LEVELS OF FULFILMENT
Most of the function was given over these speeches, but with Ashe being primarily a performing arts company, there just had to be some entertainment. It came from both the Ashe Ensemble, which performed scheduled song and dance numbers at the beginning and the closing of the function, and popular singer Etana, who gave a classy impromptu a cappella song, I Rise .
A couple of excerpts from Your Empowerment GPA explain that “The Empowerment GPA system is an interpersonal human technology that looks at how we can use our minds to experience higher levels of empowerment, fulfilment, and peace of mind,” and “When you are empowered, you take control of your life and circumstances in order to achieve your dreams, goals, and visions.”
Some self-explanatory titles in sections of the book’s 10 chapters are: “Empowerment Creates Meaning,” “Disempowering Habits and Traits,” “Profile of An Empowered Person,” “Various Levels of Victimhood” and “Forgiveness & Responsibility.”
Angela Jarrett’s roots play Something Fishy (The Pantry Playhouse) is about characters who sadly lack empowerment. George (Paul Skeen) is an inveterate liar, about things big and small, apparently being so because of his low self-esteem. A mechanic, he accuses his wife, Pam (Karen Harriott), a teacher, of looking down on him even though, ironically, he put her through teachers’ college.

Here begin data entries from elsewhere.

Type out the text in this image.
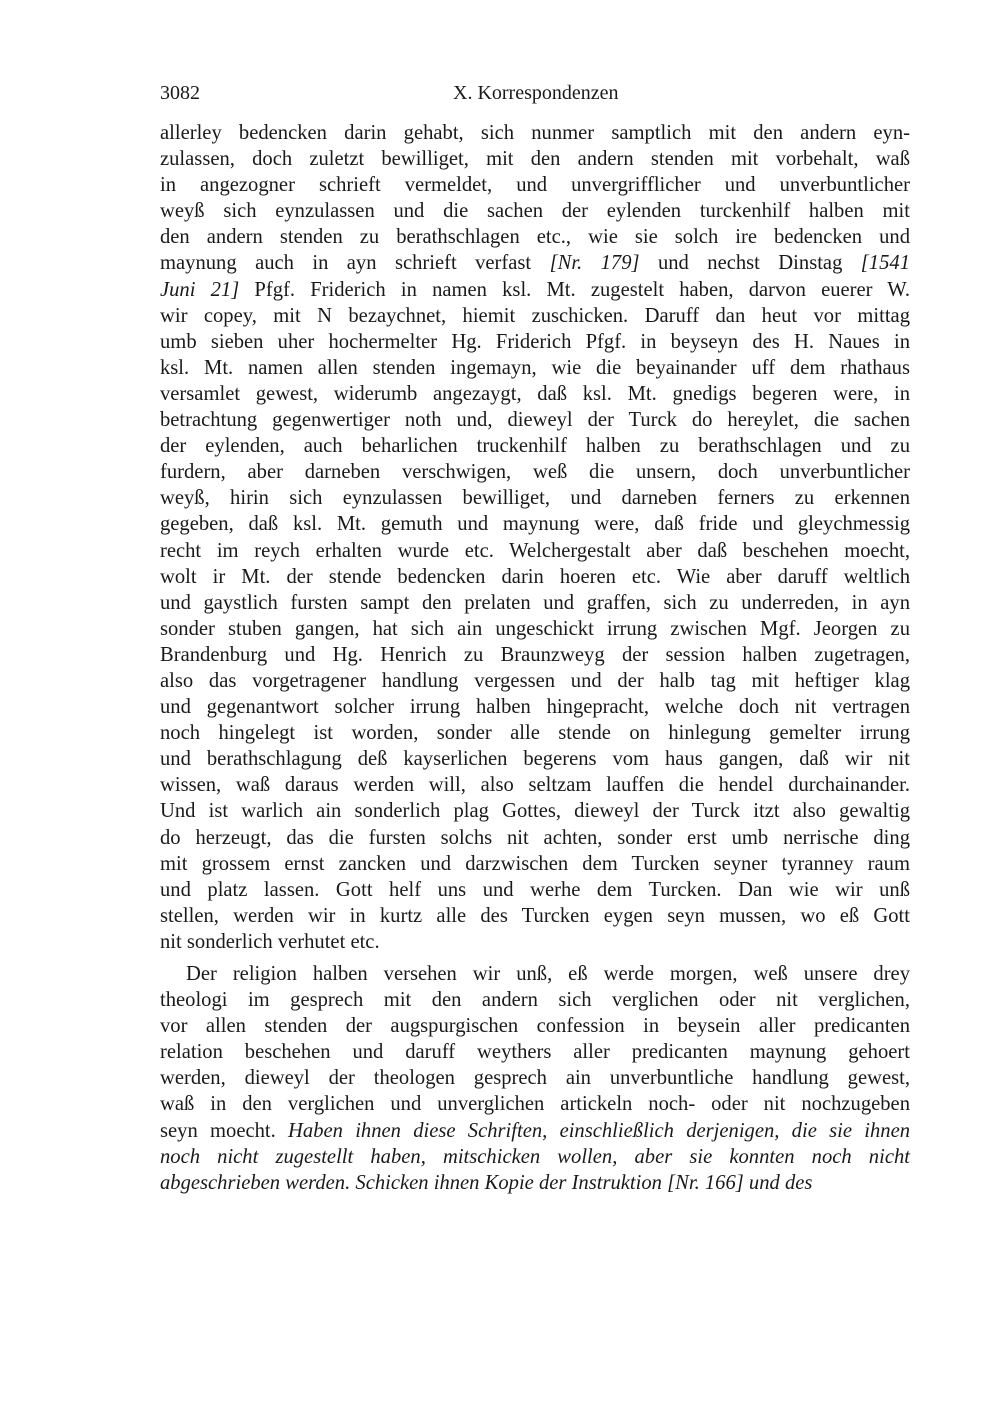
3082	X. Korrespondenzen
allerley bedencken darin gehabt, sich nunmer samptlich mit den andern eyn-
zulassen, doch zuletzt bewilliget, mit den andern stenden mit vorbehalt, waß
in angezogner schrieft vermeldet, und unvergrifflicher und unverbuntlicher
weyß sich eynzulassen und die sachen der eylenden turckenhilf halben mit
den andern stenden zu berathschlagen etc., wie sie solch ire bedencken und
maynung auch in ayn schrieft verfast [Nr. 179] und nechst Dinstag [1541
Juni 21] Pfgf. Friderich in namen ksl. Mt. zugestelt haben, darvon euerer W.
wir copey, mit N bezaychnet, hiemit zuschicken. Daruff dan heut vor mittag
umb sieben uher hochermelter Hg. Friderich Pfgf. in beyseyn des H. Naues in
ksl. Mt. namen allen stenden ingemayn, wie die beyainander uff dem rhathaus
versamlet gewest, widerumb angezaygt, daß ksl. Mt. gnedigs begeren were, in
betrachtung gegenwertiger noth und, dieweyl der Turck do hereylet, die sachen
der eylenden, auch beharlichen truckenhilf halben zu berathschlagen und zu
furdern, aber darneben verschwigen, weß die unsern, doch unverbuntlicher
weyß, hirin sich eynzulassen bewilliget, und darneben ferners zu erkennen
gegeben, daß ksl. Mt. gemuth und maynung were, daß fride und gleychmessig
recht im reych erhalten wurde etc. Welchergestalt aber daß beschehen moecht,
wolt ir Mt. der stende bedencken darin hoeren etc. Wie aber daruff weltlich
und gaystlich fursten sampt den prelaten und graffen, sich zu underreden, in ayn
sonder stuben gangen, hat sich ain ungeschickt irrung zwischen Mgf. Jeorgen zu
Brandenburg und Hg. Henrich zu Braunzweyg der session halben zugetragen,
also das vorgetragener handlung vergessen und der halb tag mit heftiger klag
und gegenantwort solcher irrung halben hingepracht, welche doch nit vertragen
noch hingelegt ist worden, sonder alle stende on hinlegung gemelter irrung
und berathschlagung deß kayserlichen begerens vom haus gangen, daß wir nit
wissen, waß daraus werden will, also seltzam lauffen die hendel durchainander.
Und ist warlich ain sonderlich plag Gottes, dieweyl der Turck itzt also gewaltig
do herzeugt, das die fursten solchs nit achten, sonder erst umb nerrische ding
mit grossem ernst zancken und darzwischen dem Turcken seyner tyranney raum
und platz lassen. Gott helf uns und werhe dem Turcken. Dan wie wir unß
stellen, werden wir in kurtz alle des Turcken eygen seyn mussen, wo eß Gott
nit sonderlich verhutet etc.
Der religion halben versehen wir unß, eß werde morgen, weß unsere drey
theologi im gesprech mit den andern sich verglichen oder nit verglichen,
vor allen stenden der augspurgischen confession in beysein aller predicanten
relation beschehen und daruff weythers aller predicanten maynung gehoert
werden, dieweyl der theologen gesprech ain unverbuntliche handlung gewest,
waß in den verglichen und unverglichen artickeln noch- oder nit nochzugeben
seyn moecht. Haben ihnen diese Schriften, einschließlich derjenigen, die sie ihnen
noch nicht zugestellt haben, mitschicken wollen, aber sie konnten noch nicht
abgeschrieben werden. Schicken ihnen Kopie der Instruktion [Nr. 166] und des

Ironically, too, we learn in the first scene, he paid a million dollars for her to go abroad for medical testing as to the cause of her apparent infertility. She reports that the doctors found nothing physically wrong, but the George refuses to get himself tested.
Also in the first scene, we meet Pam’s parasitic neighbour, Juliet (Deon Silvera), who in the middle of begging food stuff from Pam finds time to indulge in a thoroughly unpleasant tracing match with George. She becomes more and more disgusting as the story progresses.
The strangest of the characters is Lorna (Jarrett). Now the actress/playwright/producer is what we call in Jamaica “a big woman”, yet she plays a suck-finger 10-year-old girl who walks around with her doll. And it’s not that the other characters don’t know that Lorna is an adult; George repeatedly comments on it.
This is only one of many unbelievable, or at least unmotivated, elements of the story which prevent us from accepting it as true-to-life. Judging from the laughter, many took it to be mere buffoonery, something that clearly the director, Andrew Brodber, and the actors did, too.
The pacing was fast, the speech loud, the acting over-the-top. But though the general mood of the presentation was farcical, because the actors all have decades of experience, they were able to show control, even grace, in their performances. Like circus clowns, they seemed carefully choreographed.